J’ignore combien de temps je demeure ainsi, anéantie, coulée sur le ventre, dans ce lit où s'enfonce mon corps inerte. Dans le couloir, tout à coup, j’entends le roulement d’un fauteuil. Tant bien que mal, je me redresse et sèche les dernières larmes.

Nicolas revient. Il me regarde à peine, mais je devine qu’il a compris ce qu’il vient de se passer.

— Nous partons demain en ambulance. On rentre en Normandie. Ton médecin à Caen prend le relais et une infirmière prodiguera les soins dont tu as besoin. Tout est organisé.

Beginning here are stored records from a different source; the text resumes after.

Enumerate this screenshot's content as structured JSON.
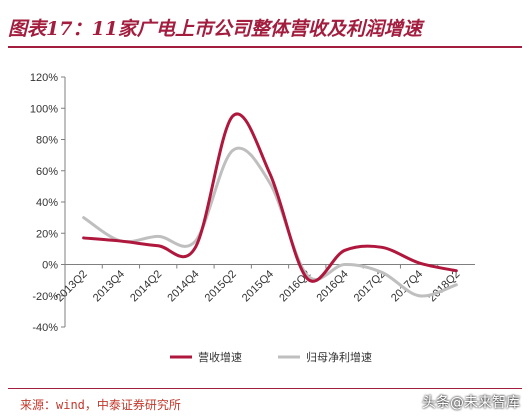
{
  "header": {
    "title": "图表17：11家广电上市公司整体营收及利润增速"
  },
  "footer": {
    "source": "来源：wind，中泰证券研究所",
    "watermark": "头条@未来智库"
  },
  "colors": {
    "revenue": "#b0173d",
    "profit": "#bfbfbf",
    "brand": "#a31d3f"
  },
  "chart_data": {
    "type": "line",
    "categories": [
      "2013Q2",
      "2013Q4",
      "2014Q2",
      "2014Q4",
      "2015Q2",
      "2015Q4",
      "2016Q2",
      "2016Q4",
      "2017Q2",
      "2017Q4",
      "2018Q2"
    ],
    "series": [
      {
        "name": "营收增速",
        "values": [
          17,
          15,
          12,
          11,
          95,
          58,
          -9,
          9,
          11,
          1,
          -4
        ]
      },
      {
        "name": "归母净利增速",
        "values": [
          30,
          15,
          18,
          15,
          73,
          52,
          -7,
          0,
          -5,
          -20,
          -13
        ]
      }
    ],
    "ylim": [
      -40,
      120
    ],
    "yticks": [
      "-40%",
      "-20%",
      "0%",
      "20%",
      "40%",
      "60%",
      "80%",
      "100%",
      "120%"
    ],
    "ytick_values": [
      -40,
      -20,
      0,
      20,
      40,
      60,
      80,
      100,
      120
    ],
    "xlabel": "",
    "ylabel": "",
    "grid": false,
    "legend": "bottom"
  }
}
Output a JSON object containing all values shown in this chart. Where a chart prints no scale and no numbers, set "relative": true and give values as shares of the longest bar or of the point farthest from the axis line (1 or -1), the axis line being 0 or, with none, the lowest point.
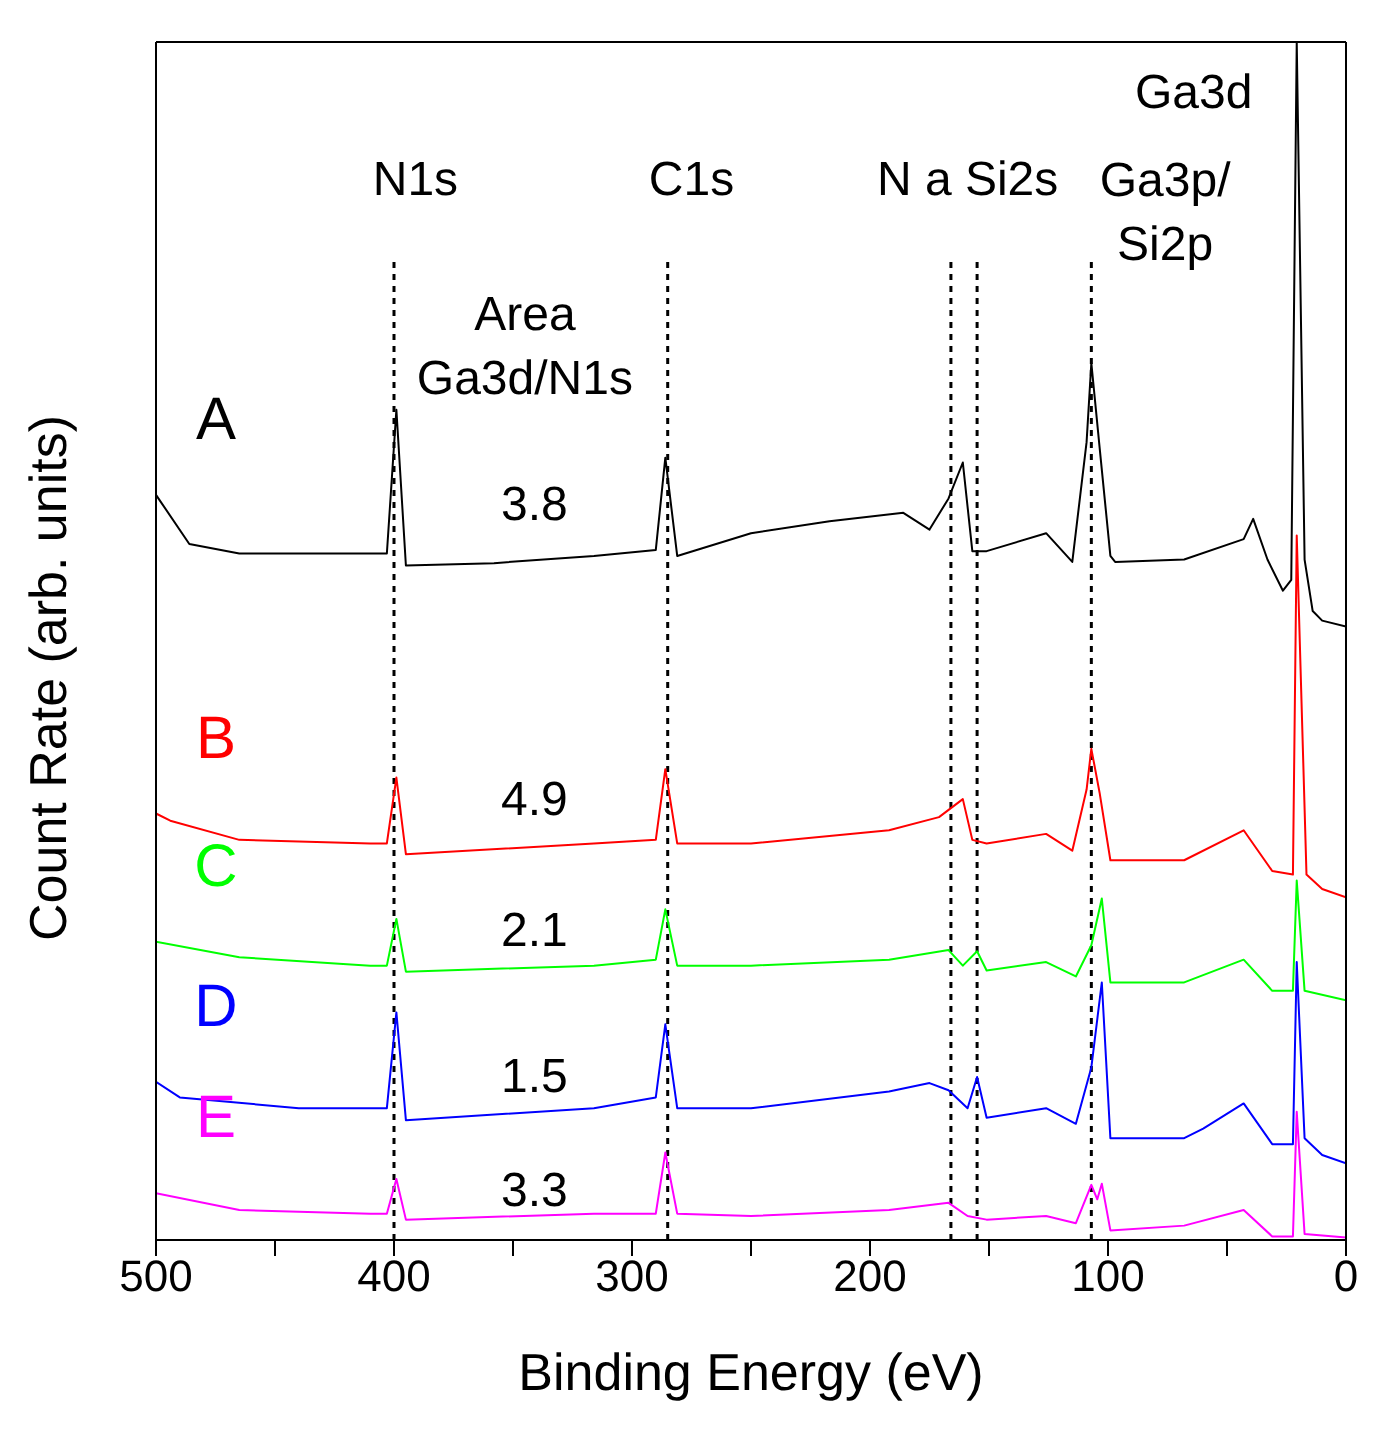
{
  "chart_data": {
    "type": "line",
    "xlabel": "Binding Energy (eV)",
    "ylabel": "Count Rate (arb. units)",
    "relative": true,
    "xlim": [
      500,
      0
    ],
    "xticks": [
      500,
      {
        "value": 450,
        "label": null
      },
      400,
      {
        "value": 350,
        "label": null
      },
      300,
      {
        "value": 250,
        "label": null
      },
      200,
      {
        "value": 150,
        "label": null
      },
      100,
      {
        "value": 50,
        "label": null
      },
      0
    ],
    "marker": "none",
    "line_style": "solid",
    "series": [
      {
        "name": "A",
        "color": "#000000",
        "x": [
          500,
          486,
          465,
          440,
          403,
          399,
          395,
          358,
          316,
          290,
          286,
          281,
          250,
          217,
          186,
          175,
          167,
          161,
          157,
          151,
          126,
          115,
          109,
          107,
          103.5,
          99,
          97,
          68,
          43,
          39,
          33,
          26.5,
          23,
          20.7,
          17.4,
          14,
          10,
          0
        ],
        "values": [
          0.622,
          0.581,
          0.573,
          0.573,
          0.573,
          0.693,
          0.563,
          0.565,
          0.571,
          0.576,
          0.653,
          0.571,
          0.59,
          0.6,
          0.607,
          0.593,
          0.619,
          0.649,
          0.575,
          0.575,
          0.59,
          0.566,
          0.666,
          0.732,
          0.661,
          0.571,
          0.566,
          0.568,
          0.585,
          0.602,
          0.568,
          0.542,
          0.551,
          1.0,
          0.568,
          0.525,
          0.517,
          0.512
        ]
      },
      {
        "name": "B",
        "color": "#ff0000",
        "x": [
          500,
          494,
          465,
          410,
          403,
          399,
          395,
          316,
          290,
          286,
          281,
          250,
          192,
          171,
          161,
          157,
          151,
          126,
          115,
          109,
          107,
          103.5,
          99,
          68,
          43,
          31,
          22.3,
          20.7,
          16.6,
          10,
          0
        ],
        "values": [
          0.356,
          0.35,
          0.334,
          0.331,
          0.331,
          0.386,
          0.322,
          0.331,
          0.334,
          0.393,
          0.331,
          0.331,
          0.342,
          0.353,
          0.368,
          0.334,
          0.331,
          0.339,
          0.325,
          0.376,
          0.41,
          0.373,
          0.317,
          0.317,
          0.342,
          0.308,
          0.305,
          0.588,
          0.305,
          0.293,
          0.286
        ]
      },
      {
        "name": "C",
        "color": "#00ff00",
        "x": [
          500,
          465,
          410,
          403,
          399,
          395,
          316,
          290,
          286,
          281,
          250,
          192,
          167,
          161,
          155,
          151,
          126,
          113.5,
          107,
          102.6,
          99,
          68,
          43,
          31,
          22.3,
          20.7,
          17.4,
          0
        ],
        "values": [
          0.249,
          0.236,
          0.229,
          0.229,
          0.268,
          0.224,
          0.229,
          0.234,
          0.276,
          0.229,
          0.229,
          0.234,
          0.242,
          0.229,
          0.241,
          0.225,
          0.232,
          0.22,
          0.246,
          0.285,
          0.215,
          0.215,
          0.234,
          0.208,
          0.208,
          0.3,
          0.208,
          0.2
        ]
      },
      {
        "name": "D",
        "color": "#0000ff",
        "x": [
          500,
          490,
          440,
          403,
          399,
          395,
          316,
          290,
          286,
          281,
          250,
          192,
          175,
          167,
          159,
          155,
          151,
          126,
          113.5,
          107,
          102.6,
          99,
          68,
          60,
          43,
          31,
          22.3,
          20.7,
          17.4,
          10,
          0
        ],
        "values": [
          0.132,
          0.119,
          0.11,
          0.11,
          0.19,
          0.1,
          0.11,
          0.119,
          0.18,
          0.11,
          0.11,
          0.124,
          0.131,
          0.125,
          0.11,
          0.136,
          0.102,
          0.11,
          0.097,
          0.144,
          0.215,
          0.085,
          0.085,
          0.093,
          0.114,
          0.08,
          0.08,
          0.232,
          0.085,
          0.071,
          0.064
        ]
      },
      {
        "name": "E",
        "color": "#ff00ff",
        "x": [
          500,
          465,
          410,
          403,
          399,
          395,
          316,
          290,
          286,
          281,
          250,
          192,
          167,
          159,
          151,
          126,
          113.5,
          107,
          104.5,
          102.6,
          99,
          68,
          43,
          31,
          22.3,
          20.7,
          17.4,
          0
        ],
        "values": [
          0.039,
          0.025,
          0.022,
          0.022,
          0.051,
          0.017,
          0.022,
          0.022,
          0.073,
          0.022,
          0.02,
          0.025,
          0.031,
          0.02,
          0.017,
          0.02,
          0.014,
          0.046,
          0.034,
          0.047,
          0.008,
          0.012,
          0.025,
          0.003,
          0.003,
          0.107,
          0.005,
          0.002
        ]
      }
    ],
    "ref_lines": [
      {
        "axis": "x",
        "value": 400,
        "line_style": "dotted"
      },
      {
        "axis": "x",
        "value": 285,
        "line_style": "dotted"
      },
      {
        "axis": "x",
        "value": 166,
        "line_style": "dotted"
      },
      {
        "axis": "x",
        "value": 155,
        "line_style": "dotted"
      },
      {
        "axis": "x",
        "value": 107,
        "line_style": "dotted"
      }
    ],
    "annotations": [
      "N1s",
      "C1s",
      "N a Si2s",
      "Ga3p/\nSi2p",
      "Ga3d",
      "Area\nGa3d/N1s",
      "3.8",
      "4.9",
      "2.1",
      "1.5",
      "3.3"
    ]
  }
}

La boule dans ma gorge m’empêche de lui demander ce qu’il a prévu pour nos parents. L’entourage de notre mère, loin en Corée, n’aura pas le temps d’arriver avant la cérémonie. Pour notre père, il n’y a plus personne. Il était fils unique. Nos grands-parents, disparus quelques années auparavant, nous ne connaissons plus personne de cette branche familiale.

De retour dans la chambre après seulement dix minutes de promenade dans le couloir, une infirmière dépose un plateau devant moi et quitte la pièce.

— Tu ne comptes pas me dire qui est mon sauveur ?

Alors que j’observe Nicolas en quête d’un indice, j’avale un verre d’eau : le liquide cristallin apaise ma gorge desséchée.

— Pour la millième fois, je l’ignore. La moitié du service connaît ton identité et demain matin tout le monde découvrira la vérité. C’est incroyable que le personnel médical ait gardé le secret si longtemps. Le bazar que va créer cette nouvelle suffit au médecin pour valider ta sortie, à la condition que tu sois suivi correctement à Caen. Je ne te cache rien.

Il ment et je ne saisis pas pourquoi. Agacée qu’on dissimule certaines choses « pour mon bien » j’expire lentement.

— Hannyah. C’est assez pénible de devoir tenir les journalistes à distance et les envoyer sur de fausses pistes afin de jouir d’une certaine liberté. Ne complique pas tout.

Je n’obtiens rien de plus. Le flan devant moi semble insipide, mais je me force à glisser la cuillère dans la bouche. Bizarrement, c’est léger, frais et bon. Je me concentre sur ce petit dessert sucré.